Routinierte, aber rentenferne Punk-Profis am Werk: Die Ärzte sind nach achtjähriger Pause mit neuen einoperierten Ohrwürmern zurück, Hell yeah!
Video: Die Ärzte – Morgens Pauken *
Es beginnt mit einem elektronischen Trap-Song samt Autotune-Stimme von Farin Urlaub: „E.V.J.M.F.“ macht sich über dieses Genre lustig, aber gleich im nächsten Track wird fröhlich im Rumpelrock gewildert und „Plan B“ klaut frech den Gitarrenriff von Billy Idols „Dancing With Myself“. Ironie ist also wieder der Plan A im mittlerweile 13. Album der Ärzte.

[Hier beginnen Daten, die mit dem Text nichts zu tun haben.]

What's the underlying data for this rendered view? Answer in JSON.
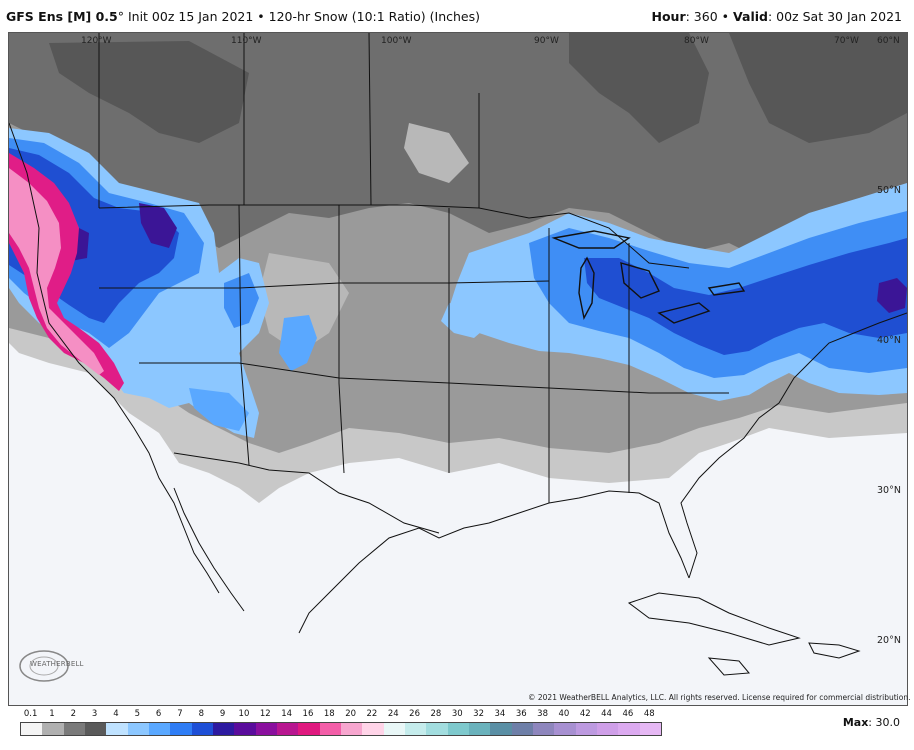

So schreckt die Band auch nicht davor zurück, von sich selbst zu klauen, denn „Das letzte Lied des Sommers“ klingt halt schon ziemlich sehr nach „Westerland“.
Video: Die Ärzte – True Romance
Musikalisch schütteln die Ärzte einen melodieverliebten Ohrwurm aus dem Ärmel: Hier sind routinierte, aber rentenferne Punk-Profis am Werk, die zwischen Bierzeltsound, Indie-Rock, Surfpop, Schlagerpop, Countryfolk, Reggaesound und Stadionkracher lässig hin und her wechseln.
Schlusspunkt des Albums ist der Track „Woodburger“, der die bislang spielerisch mühelos zwischen albern, anarchisch und anspruchsvoll pendelnden Texte mit einem eher ärgerlichen Ansatz politischer Kritik verbindet: Darin soll die AFD schwul gemacht werden, damit dann was passiert? Untermalt mit Softpornosound soll das die Braunen wohl rosa werden lassen, doch die Idee jemanden „schwul zu machen“ ist einfach in jeder Hinsicht nur bescheuert.
Video: Die Ärzte – Woodburger
Die Wut und die Energie am Anfang des Tracks weicht also diesem „Hihi-Schwul“-Break, aber man kann diesen Moment allerdings auch als die immer noch schlagenden Teenie-Herzen bei Farin Urlaub, Bela B. und Rodrigo González hören. Selbstironie und Selbstbewusstsein sind hier mit sprudelndem Spaß verbunden, wie es sich eben für die „beste Band der Welt“ gehört.
* Das aufwendig produzierte Video „Morgens Pauken“ von Norbert Heitger enthält übrigens zahlreiche Anspielungen auf die Karriere von Die Ärzte. Fan Ben Höxti hat auf Youtube eine Liste veröffentlicht:
ACT DES MONATS
- Farins Römerkostüm von dem Auftritt beim Musik Convoy in den 80ern
- Bela mit dem Schnauzbart und Vokuhila – genau so war er im Booklet der „Le Frisur“ zu sehen
- Der riesige Fisch als Werbetafel der abgerissen und geworfen wird – Plattencover der 1234 und 5678 Bullenstaat.
- Der Wohnwagen mit dem Holzzaun drumrum – Kulisse des M&F Video
- Die tanzenden Schulmädchen in Schuluniform – das unplugged Konzert
- Die Schrift auf dem Display auf dem roboterbauch „kill kill hurra“ – Anspielung zum einen auf den Song Hurra und auf „kill kill gaskrieg“ ein Pseudonym von farin das er für eine Veröffentlichung nutzte
- Die Ärzte hatten schonmal was wo ein Riese durch eine Stadt stapft und alles niederwalzt – das Trickfilmvideo zu Elke
- Das UFO am Ende – Anspielung auf den Song „Ausserirdische“
- Rods Mittelfinger am Anfang – wohohooo Arschloch!